The reaction to a new plan, Carbon Reduction Project, was almost wholly positive.

The plan was pushed by Douglas Crawford-Brown, a UNC professor who helped implement a similar plan in England.

The plan calls for UNC students to work with the town to inventory sources of carbon dioxide and work to help to eliminate them.

Council members said the plan was an excellent way for the town to bring together a number of initiatives in the community already aimed at reducing carbon dioxide output.

Crawford-Brown said that even simple, unfocused actions can reduce carbon output.

"Moving forward on carbon dioxide reduction doesn't require fancy scientific models," he said.

But he said the goal of the program, is to help the town target its efforts to the areas that offer the biggest gain at the lowest cost.

But Robin Cutson, now running for election to the council, did not share the council's enthusiasm for the project. She spoke at length, accusing the project of being a "thinly disguised" push for logging, biotech and more public transit.

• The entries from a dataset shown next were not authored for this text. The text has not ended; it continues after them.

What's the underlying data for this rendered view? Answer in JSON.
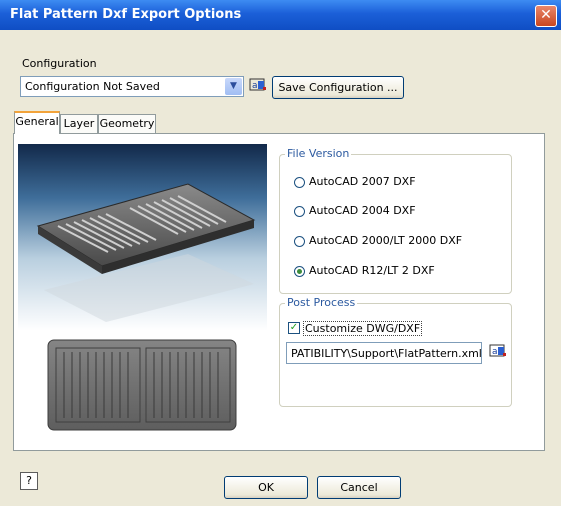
{
  "window": {
    "title": "Flat Pattern Dxf Export Options",
    "close_glyph": "✕"
  },
  "configuration": {
    "label": "Configuration",
    "selected": "Configuration Not Saved",
    "save_button": "Save Configuration ..."
  },
  "tabs": [
    {
      "label": "General",
      "active": true
    },
    {
      "label": "Layer",
      "active": false
    },
    {
      "label": "Geometry",
      "active": false
    }
  ],
  "file_version": {
    "title": "File Version",
    "options": [
      {
        "label": "AutoCAD 2007 DXF",
        "selected": false
      },
      {
        "label": "AutoCAD 2004 DXF",
        "selected": false
      },
      {
        "label": "AutoCAD 2000/LT 2000 DXF",
        "selected": false
      },
      {
        "label": "AutoCAD R12/LT 2 DXF",
        "selected": true
      }
    ]
  },
  "post_process": {
    "title": "Post Process",
    "checkbox_label": "Customize DWG/DXF",
    "checked": true,
    "path_value": "PATIBILITY\\Support\\FlatPattern.xml"
  },
  "footer": {
    "help_glyph": "?",
    "ok_label": "OK",
    "cancel_label": "Cancel"
  },
  "icons": {
    "config_browse": "folder-browse-icon",
    "path_browse": "folder-browse-icon",
    "help": "help-icon"
  },
  "colors": {
    "titlebar": "#1b5fd8",
    "dialog_bg": "#ece9d8",
    "group_title": "#2c5aa0",
    "active_tab_accent": "#f2a33a"
  }
}
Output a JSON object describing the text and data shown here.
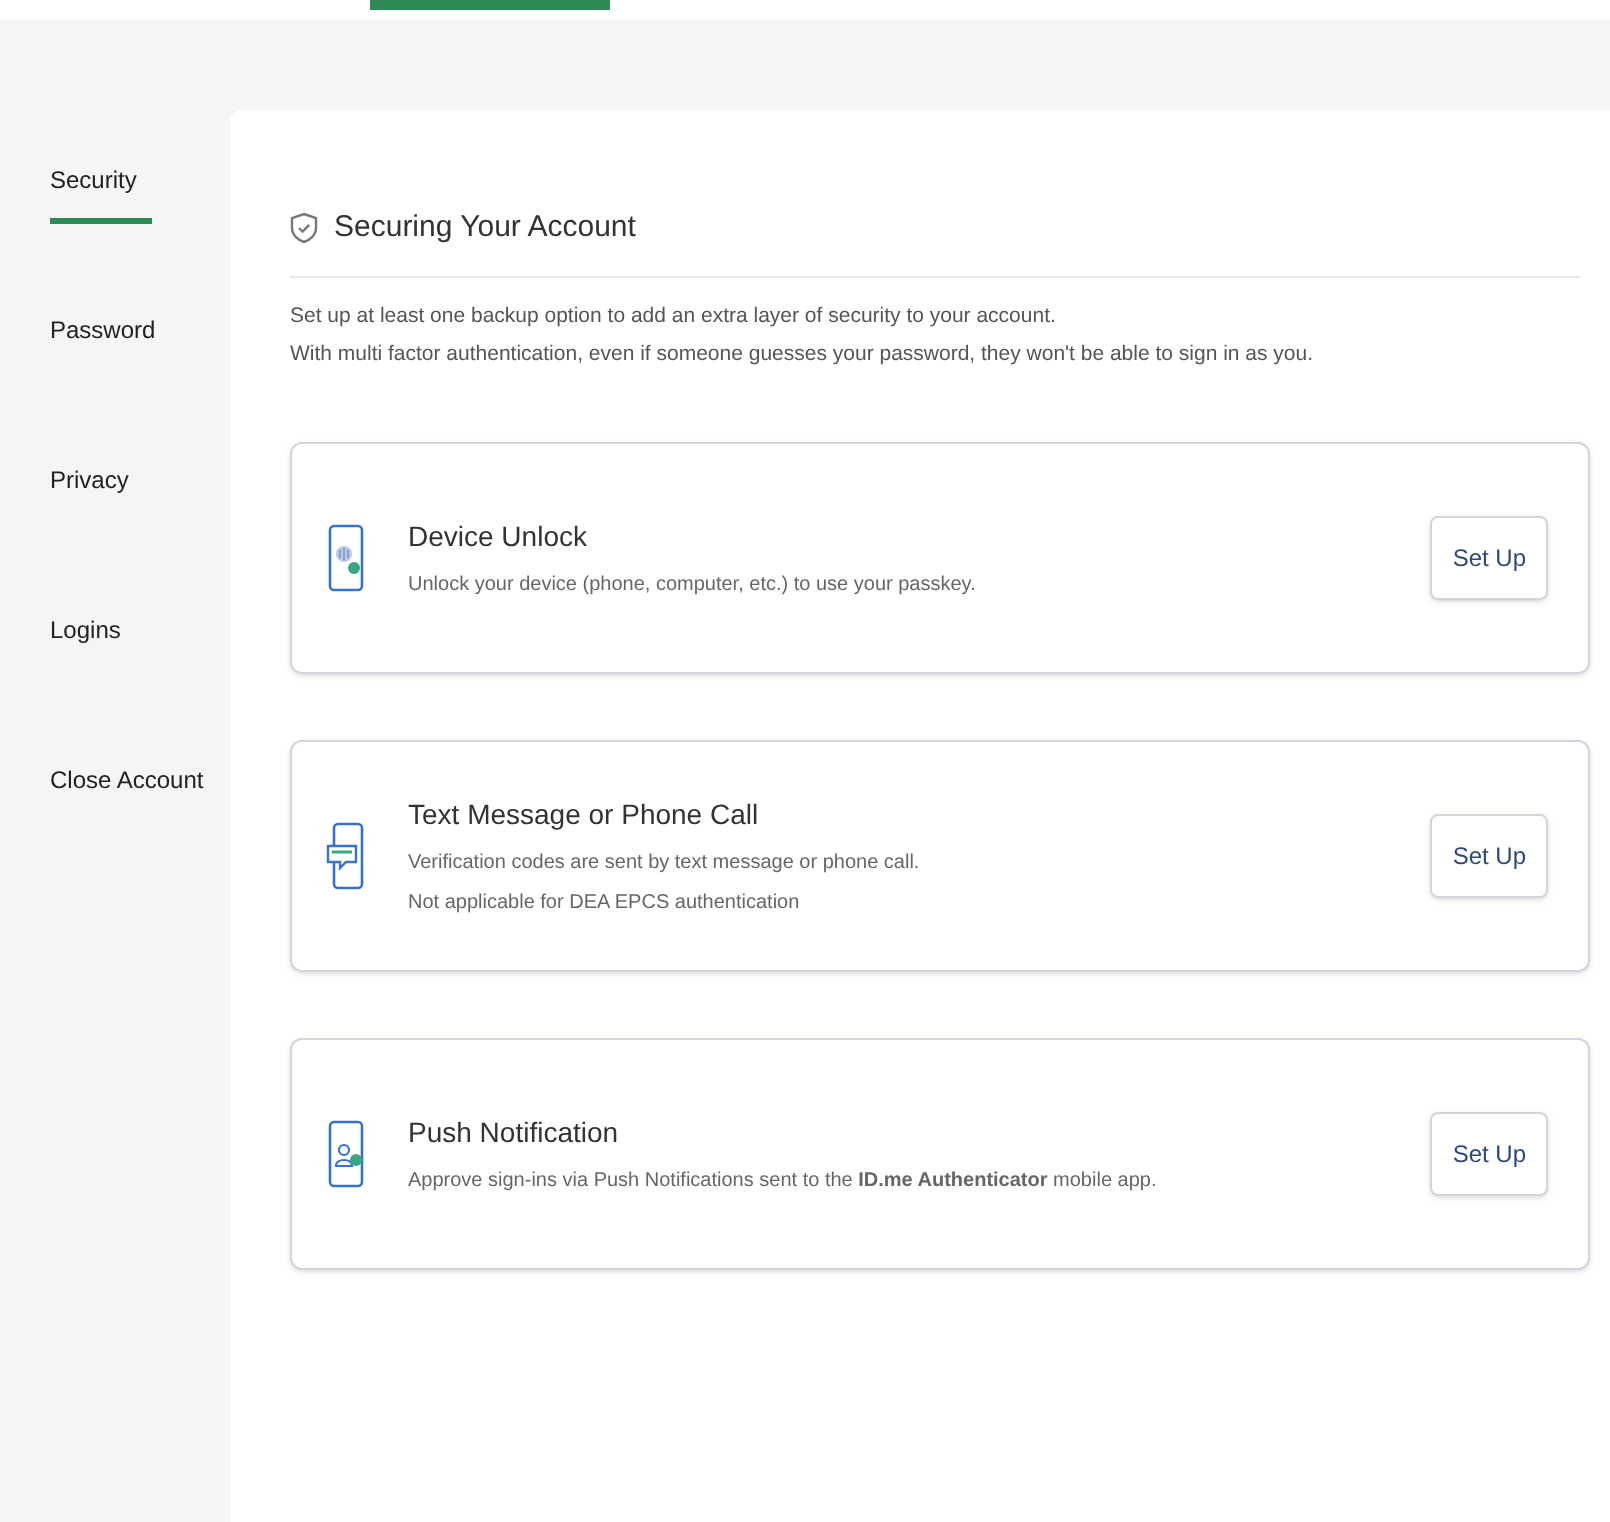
{
  "sidebar": {
    "items": [
      {
        "label": "Security",
        "selected": true
      },
      {
        "label": "Password",
        "selected": false
      },
      {
        "label": "Privacy",
        "selected": false
      },
      {
        "label": "Logins",
        "selected": false
      },
      {
        "label": "Close Account",
        "selected": false
      }
    ]
  },
  "section": {
    "title": "Securing Your Account",
    "intro": [
      "Set up at least one backup option to add an extra layer of security to your account.",
      "With multi factor authentication, even if someone guesses your password, they won't be able to sign in as you."
    ]
  },
  "options": [
    {
      "kind": "device",
      "title": "Device Unlock",
      "description": [
        "Unlock your device (phone, computer, etc.) to use your passkey."
      ],
      "button": "Set Up"
    },
    {
      "kind": "sms",
      "title": "Text Message or Phone Call",
      "description": [
        "Verification codes are sent by text message or phone call.",
        "Not applicable for DEA EPCS authentication"
      ],
      "button": "Set Up"
    },
    {
      "kind": "push",
      "title": "Push Notification",
      "description": [
        "Approve sign-ins via Push Notifications sent to the **ID.me Authenticator** mobile app."
      ],
      "button": "Set Up"
    }
  ]
}
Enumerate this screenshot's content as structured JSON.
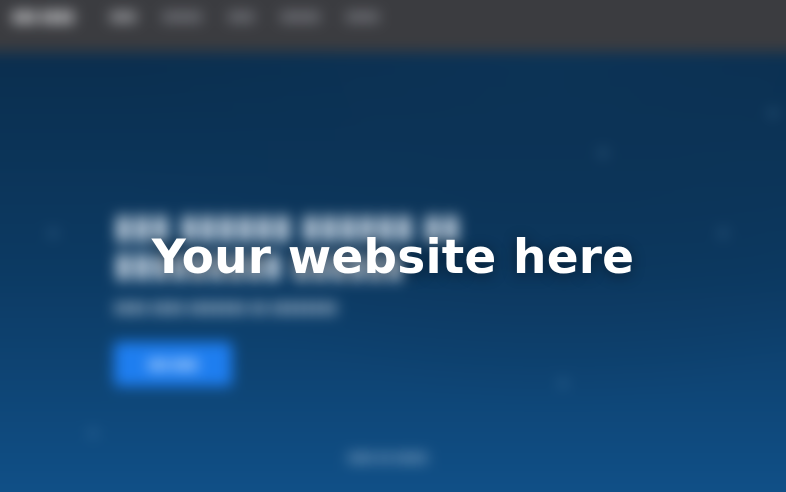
{
  "overlay": {
    "placeholder_text": "Your website here"
  },
  "colors": {
    "background_top": "#0a2a47",
    "background_bottom": "#10518a",
    "topbar": "#3b3c40",
    "cta": "#1e7ef0",
    "overlay_text": "#ffffff"
  },
  "blurred_content": {
    "description_visible": false
  }
}
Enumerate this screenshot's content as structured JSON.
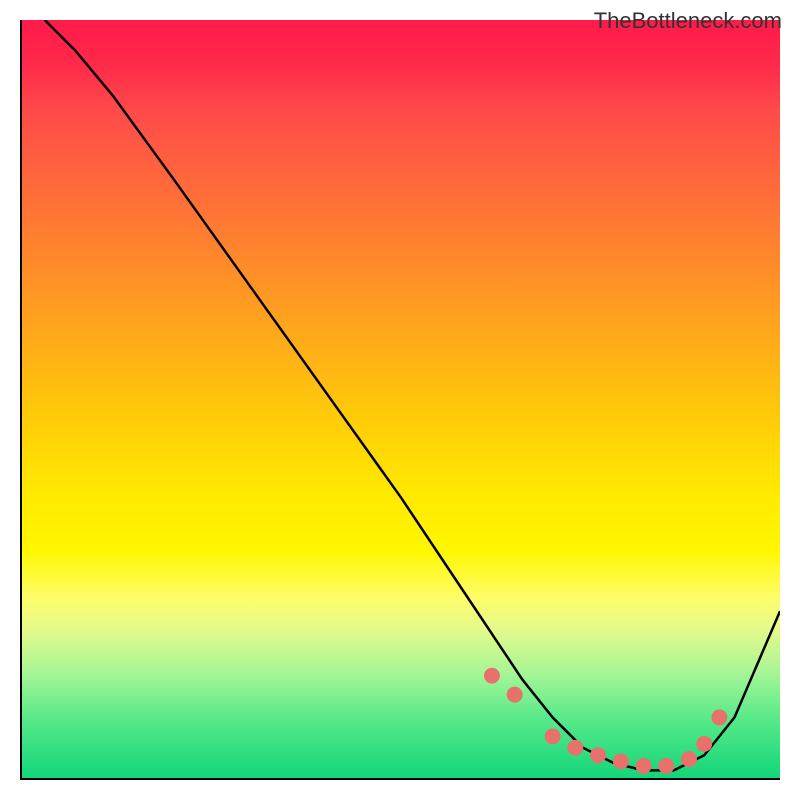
{
  "watermark": "TheBottleneck.com",
  "chart_data": {
    "type": "line",
    "title": "",
    "xlabel": "",
    "ylabel": "",
    "xlim": [
      0,
      100
    ],
    "ylim": [
      0,
      100
    ],
    "series": [
      {
        "name": "curve",
        "x": [
          3,
          7,
          12,
          20,
          30,
          40,
          50,
          58,
          62,
          66,
          70,
          74,
          78,
          82,
          86,
          90,
          94,
          100
        ],
        "y": [
          100,
          96,
          90,
          79,
          65,
          51,
          37,
          25,
          19,
          13,
          8,
          4,
          2,
          1,
          1,
          3,
          8,
          22
        ]
      }
    ],
    "markers": {
      "name": "dots",
      "x": [
        62,
        65,
        70,
        73,
        76,
        79,
        82,
        85,
        88,
        90,
        92
      ],
      "y": [
        13.5,
        11,
        5.5,
        4,
        3,
        2.2,
        1.6,
        1.6,
        2.5,
        4.5,
        8
      ]
    },
    "colors": {
      "gradient_top": "#ff1a4a",
      "gradient_mid": "#ffe800",
      "gradient_bottom": "#12d679",
      "marker": "#e8716b",
      "line": "#000000"
    }
  }
}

She criticized the program for not dealing with emissions from UNC's coal-burning power plant or medical waste incineration.

"That will only leave car emissions for us, which will mean another push for public transportation and cutting parking," she said.

Council member Mark Kleinschmidt characterized Cutson's accusations that the program will benefit industry as "ludicrous." Council member Ed Harrison, hearing Kleinschmidt's remark, concurred.

Both men are running for re-election.